= Albert Rivett (pastor) =

Australian clergyman and pacifist

Rev. Albert Rivett (17 May 1855 – 18 November 1934) was an Australian clergyman and pacifist.

==History==
Albert Rivett, sen., was born in Norwich, England, a son of Amy Rivett, née Riches and her husband, bricklayer William Rivett, who died when Albert was quite young and was brought up in a family of Quakers. He studied theology at Harley College, East London, and in August 1879 was sent to Australia aboard Hesperus by the Colonial Missionary Society. He was first put in charge of the Independent (i.e. Congregationalist) church in Brunswick, Victoria, then Port Esperance in Southern Tasmania, returning to Brunswick in 1887.
His next postings were to churches in Yarrawonga then Beechworth, Victoria in 1896, followed by Albury, New South Wales, and the Whitefield Congregational Church, Protestant Hall, Castlereagh Street, Sydney, in 1908.

In 1891, while at Yarrawonga he began publishing a series of monthly magazines titled The Murray Independent, sub-titled "Journal of Applied Christianity" dealing with (amongst other, local, issues) free speech, the abolition of war, of Socialist values and the policies of Henry George. When he moved to Sydney the paper became The Federal Independent.

In 1915 he resigned from Whitefield and the ministry because of the congregation's antagonism to his views on World War I.

Rivett had also opposed the Boer War and was a vocal opponent of Billy Hughes and conscription in 1916–17.

His last campaign was against the Australian Government's support of Fascism and the banning from Australia of the Czehcoslovak journalist Egon Kisch. It was while addressing a crowd of some 5,000 supporters of Kisch at The Domain, Sydney that he collapsed and died.

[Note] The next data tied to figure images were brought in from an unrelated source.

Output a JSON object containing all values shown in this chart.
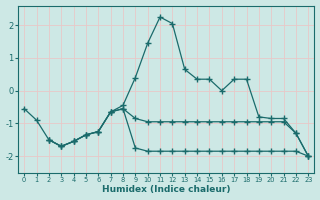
{
  "xlabel": "Humidex (Indice chaleur)",
  "background_color": "#cde8e5",
  "grid_color": "#e8c8c8",
  "line_color": "#1a6b6b",
  "xlim": [
    -0.5,
    23.5
  ],
  "ylim": [
    -2.5,
    2.6
  ],
  "yticks": [
    -2,
    -1,
    0,
    1,
    2
  ],
  "xticks": [
    0,
    1,
    2,
    3,
    4,
    5,
    6,
    7,
    8,
    9,
    10,
    11,
    12,
    13,
    14,
    15,
    16,
    17,
    18,
    19,
    20,
    21,
    22,
    23
  ],
  "line1_x": [
    0,
    1,
    2,
    3,
    4,
    5,
    6,
    7,
    8,
    9,
    10,
    11,
    12,
    13,
    14,
    15,
    16,
    17,
    18,
    19,
    20,
    21,
    22,
    23
  ],
  "line1_y": [
    -0.55,
    -0.9,
    -1.5,
    -1.7,
    -1.55,
    -1.35,
    -1.25,
    -0.65,
    -0.45,
    0.4,
    1.45,
    2.25,
    2.05,
    0.65,
    0.35,
    0.35,
    0.0,
    0.35,
    0.35,
    -0.8,
    -0.85,
    -0.85,
    -1.3,
    -2.0
  ],
  "line2_x": [
    2,
    3,
    4,
    5,
    6,
    7,
    8,
    9,
    10,
    11,
    12,
    13,
    14,
    15,
    16,
    17,
    18,
    19,
    20,
    21,
    22,
    23
  ],
  "line2_y": [
    -1.5,
    -1.7,
    -1.55,
    -1.35,
    -1.25,
    -0.65,
    -0.55,
    -0.85,
    -0.95,
    -0.95,
    -0.95,
    -0.95,
    -0.95,
    -0.95,
    -0.95,
    -0.95,
    -0.95,
    -0.95,
    -0.95,
    -0.95,
    -1.3,
    -2.0
  ],
  "line3_x": [
    2,
    3,
    4,
    5,
    6,
    7,
    8,
    9,
    10,
    11,
    12,
    13,
    14,
    15,
    16,
    17,
    18,
    19,
    20,
    21,
    22,
    23
  ],
  "line3_y": [
    -1.5,
    -1.7,
    -1.55,
    -1.35,
    -1.25,
    -0.65,
    -0.55,
    -1.75,
    -1.85,
    -1.85,
    -1.85,
    -1.85,
    -1.85,
    -1.85,
    -1.85,
    -1.85,
    -1.85,
    -1.85,
    -1.85,
    -1.85,
    -1.85,
    -2.0
  ]
}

He had a home "Esperance" at McIntosh Street, Gordon, New South Wales.

==Family==
Rivett married Elizabeth Mary Ann Cherbury (c. 1862 – August 1936), daughter of the (Baptist) Rev. Charles Mortimer Cherbury of Fitzroy, Victoria, on 20 October 1881. Their children included:
- Dr. Sir Albert Cherbury David Rivett (1885–1961), of the Council of Scientific and Industrial Research. He married Stella Deakin, daughter of Alfred Deakin
- Rohan Deakin Rivett (1917–1977), POW and journalist
- Dr Kenneth Deakin Rivett (1923–2004), economist
- Dr. Edward William Rivett (1894–1962) of Macquarie Street, Sydney
- Eleanor Harriet "Nell" "Nellie" Rivett (27 September 1883 – 21 May 1972), Principal of the Girls' High School, Calcutta
- Elsie Grace Rivett (13 September 1887 – 23 May 1964)
- Dr. Olive Rivett (1889–1981) married Rev. J. F. Long, B.A. (died 1955) on 25 September 1914, of the Australian Methodist Mission in Azumgarh
- Dr. Christine Rivett (28 February 1891 – 14 July 1962), medical practitioner, Brisbane

- (Doris) Mary Rivett (4 December 1896 – 15 January 1969) psychologist, married Thomas Matheson on 13 January 1934.

Mary and Elsie ran a children's library at Surry Hills.